As I stood, nearly toe to toe with Elaine, I put to good use what CFO has taught me*:

- argue issues, not egos;

- do not be distracted from your concerns by irrationality;

- remember what you care about and fight for it;

- and most importantly, keep a soft answer.

In this arena, the tech end of the production, I am unassailably competent and, perhaps more importantly, I care. I made a reasonable request in a reasonable voice, privately, showing care for her feelings every bit as much as for the show. I knew better, but I did it anyway, and I earned myself what I believe will be the undying enmity of this woman. I don't care, not really. I'm sorry she was offended, but not that I was protective of the crew, and certainly not that I stepped up and into a confrontation**.

I hope she'll get over it.  For my part, I did the right thing.



* I learned some of this from Danny Reardon as well, by example.

** Five years ago, I couldn't have done that. Three years ago, I couldn't have dealt with the firestorm, not calmly anyway. A year ago, I wouldn't have stayed on message. I'm still not comfortable with confrontation, but I'm getting better at it.

Date: 2009-03-21 05:03 (UTC)
From: [identity profile] nottygypsy.livejournal.com
Color me impressed. Seriously.

Date: 2009-03-21 07:43 (UTC)
From: [identity profile] motherpockets.livejournal.com
You did well! Better than I did, years ago, when I very calmly (I thought) tried to kick the director out of the light booth because he was doing exactly the same thing--yelling at our light tech who knew her job, while I was trying to talk her through a small fire on stage during performance. He got mad, and I lost a friend. He is now one of the owners of one of the biggest professional theatres in KC, and I'm a case manager for Johnson County. Probably worked out better for both of us.
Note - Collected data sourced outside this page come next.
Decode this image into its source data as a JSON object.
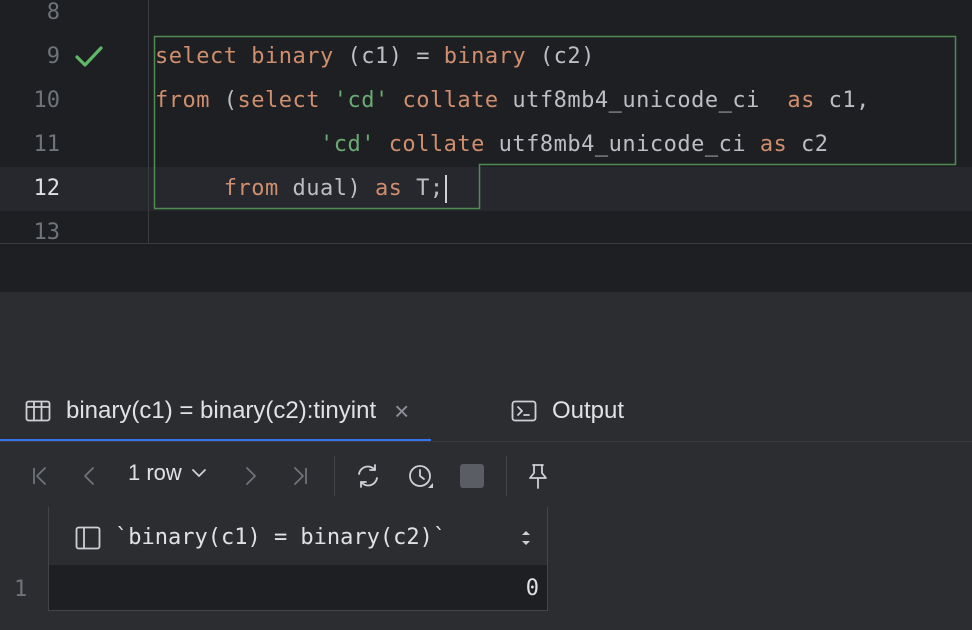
{
  "editor": {
    "line_numbers": [
      "8",
      "9",
      "10",
      "11",
      "12",
      "13"
    ],
    "lines": [
      {
        "kw1": "select",
        "t1": " ",
        "kw2": "binary",
        "t2": " (c1) = ",
        "kw3": "binary",
        "t3": " (c2)"
      },
      {
        "kw1": "from",
        "t1": " (",
        "kw2": "select",
        "t2": " ",
        "s1": "'cd'",
        "t3": " ",
        "kw3": "collate",
        "t4": " utf8mb4_unicode_ci  ",
        "kw4": "as",
        "t5": " c1,"
      },
      {
        "t0": "            ",
        "s1": "'cd'",
        "t1": " ",
        "kw1": "collate",
        "t2": " utf8mb4_unicode_ci ",
        "kw2": "as",
        "t3": " c2"
      },
      {
        "t0": "     ",
        "kw1": "from",
        "t1": " dual) ",
        "kw2": "as",
        "t2": " T;"
      }
    ],
    "status_icon": "checkmark-icon"
  },
  "results": {
    "tabs": [
      {
        "label": "binary(c1) = binary(c2):tinyint",
        "icon": "table-icon",
        "active": true
      },
      {
        "label": "Output",
        "icon": "console-icon",
        "active": false
      }
    ],
    "toolbar": {
      "rows_label": "1 row",
      "icons": [
        "first-page-icon",
        "prev-page-icon",
        "next-page-icon",
        "last-page-icon",
        "reload-icon",
        "history-icon",
        "stop-icon",
        "pin-icon"
      ]
    },
    "grid": {
      "columns": [
        "`binary(c1) = binary(c2)`"
      ],
      "rows": [
        {
          "num": "1",
          "cells": [
            "0"
          ]
        }
      ]
    }
  },
  "colors": {
    "keyword": "#cf8e6d",
    "string": "#6aab73",
    "success": "#5fb865",
    "accent": "#3574f0",
    "background": "#1e1f22",
    "panel": "#2b2d30"
  }
}
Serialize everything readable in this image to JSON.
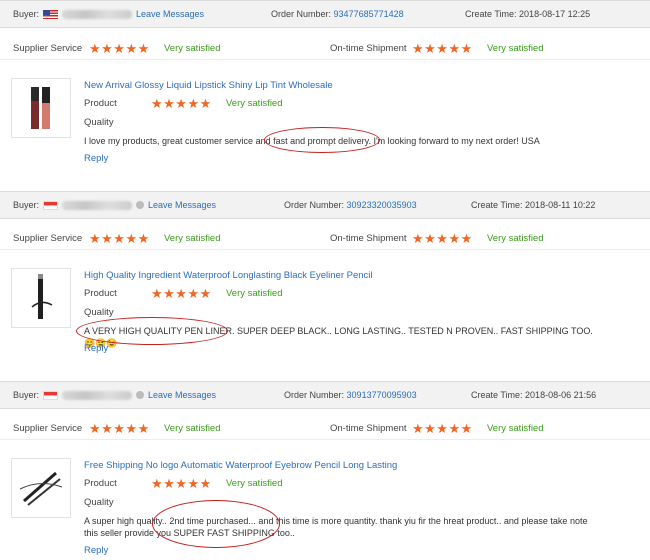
{
  "reviews": [
    {
      "buyer_label": "Buyer:",
      "flag": "us",
      "leave_messages": "Leave Messages",
      "order_label": "Order Number:",
      "order_number": "93477685771428",
      "create_label": "Create Time:",
      "create_time": "2018-08-17 12:25",
      "supplier_service_label": "Supplier Service",
      "supplier_service_stars": 5,
      "supplier_service_text": "Very satisfied",
      "ontime_label": "On-time Shipment",
      "ontime_stars": 5,
      "ontime_text": "Very satisfied",
      "product_title": "New Arrival Glossy Liquid Lipstick Shiny Lip Tint Wholesale",
      "product_label": "Product",
      "product_stars": 5,
      "product_text": "Very satisfied",
      "quality_label": "Quality",
      "comment": "I love my products, great customer service and fast and prompt delivery. I'm looking forward to my next order! USA",
      "reply": "Reply"
    },
    {
      "buyer_label": "Buyer:",
      "flag": "sg",
      "leave_messages": "Leave Messages",
      "order_label": "Order Number:",
      "order_number": "30923320035903",
      "create_label": "Create Time:",
      "create_time": "2018-08-11 10:22",
      "supplier_service_label": "Supplier Service",
      "supplier_service_stars": 5,
      "supplier_service_text": "Very satisfied",
      "ontime_label": "On-time Shipment",
      "ontime_stars": 5,
      "ontime_text": "Very satisfied",
      "product_title": "High Quality Ingredient Waterproof Longlasting Black Eyeliner Pencil",
      "product_label": "Product",
      "product_stars": 5,
      "product_text": "Very satisfied",
      "quality_label": "Quality",
      "comment": "A VERY HIGH QUALITY PEN LINER. SUPER DEEP BLACK.. LONG LASTING.. TESTED N PROVEN.. FAST SHIPPING TOO. 😊😉😉",
      "reply": "Reply"
    },
    {
      "buyer_label": "Buyer:",
      "flag": "sg",
      "leave_messages": "Leave Messages",
      "order_label": "Order Number:",
      "order_number": "30913770095903",
      "create_label": "Create Time:",
      "create_time": "2018-08-06 21:56",
      "supplier_service_label": "Supplier Service",
      "supplier_service_stars": 5,
      "supplier_service_text": "Very satisfied",
      "ontime_label": "On-time Shipment",
      "ontime_stars": 5,
      "ontime_text": "Very satisfied",
      "product_title": "Free Shipping No logo Automatic Waterproof Eyebrow Pencil Long Lasting",
      "product_label": "Product",
      "product_stars": 5,
      "product_text": "Very satisfied",
      "quality_label": "Quality",
      "comment_line1": "A super high quality.. 2nd time purchased... and this time is more quantity. thank yiu fir the hreat product.. and please take note",
      "comment_line2": "this seller provide you SUPER FAST SHIPPING too..",
      "reply": "Reply"
    }
  ],
  "star_glyph": "★★★★★",
  "colors": {
    "star": "#f26522",
    "satisfied": "#3c9a1e",
    "link": "#2a6ebb",
    "highlight_oval": "#c81e1e"
  }
}
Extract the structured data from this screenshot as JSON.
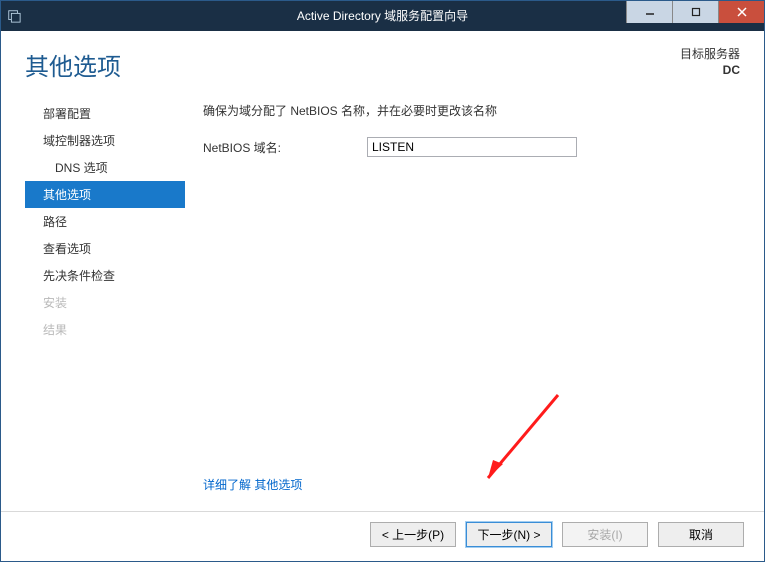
{
  "window": {
    "title": "Active Directory 域服务配置向导"
  },
  "header": {
    "page_title": "其他选项",
    "target_label": "目标服务器",
    "target_name": "DC"
  },
  "nav": {
    "items": [
      {
        "label": "部署配置",
        "state": "normal"
      },
      {
        "label": "域控制器选项",
        "state": "normal"
      },
      {
        "label": "DNS 选项",
        "state": "sub"
      },
      {
        "label": "其他选项",
        "state": "current"
      },
      {
        "label": "路径",
        "state": "normal"
      },
      {
        "label": "查看选项",
        "state": "normal"
      },
      {
        "label": "先决条件检查",
        "state": "normal"
      },
      {
        "label": "安装",
        "state": "disabled"
      },
      {
        "label": "结果",
        "state": "disabled"
      }
    ]
  },
  "main": {
    "description": "确保为域分配了 NetBIOS 名称，并在必要时更改该名称",
    "field_label": "NetBIOS 域名:",
    "field_value": "LISTEN",
    "more_link": "详细了解 其他选项"
  },
  "footer": {
    "prev": "< 上一步(P)",
    "next": "下一步(N) >",
    "install": "安装(I)",
    "cancel": "取消"
  }
}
Date: 2009-03-21 15:48 (UTC)
From: [identity profile] jehosefatz.livejournal.com
*scribbling notes*

Your response is probably better.

My first response would be along the lines of "You should consider how difficult it will be to fit through doors with that organ bench shoved up your ass... which is where it will be if you ever pull that kind of shit with the kid again."

- Jeho

Date: 2009-03-22 02:28 (UTC)
From: [identity profile] billthetailor.livejournal.com
Your response is probably better.

And ultimately fruitless. Same story tonight. I let it go as, in the long wrong, not worth it.

Date: 2009-03-21 16:00 (UTC)
From: [identity profile] cronewyse.livejournal.com
Did the sound kid get to hear you defend him? 'Cause that would be extra keen :)

Date: 2009-03-22 02:28 (UTC)
From: [identity profile] billthetailor.livejournal.com
No, he was elsewhere, although he is sanguine enough that I don't think he'd care one way or the other.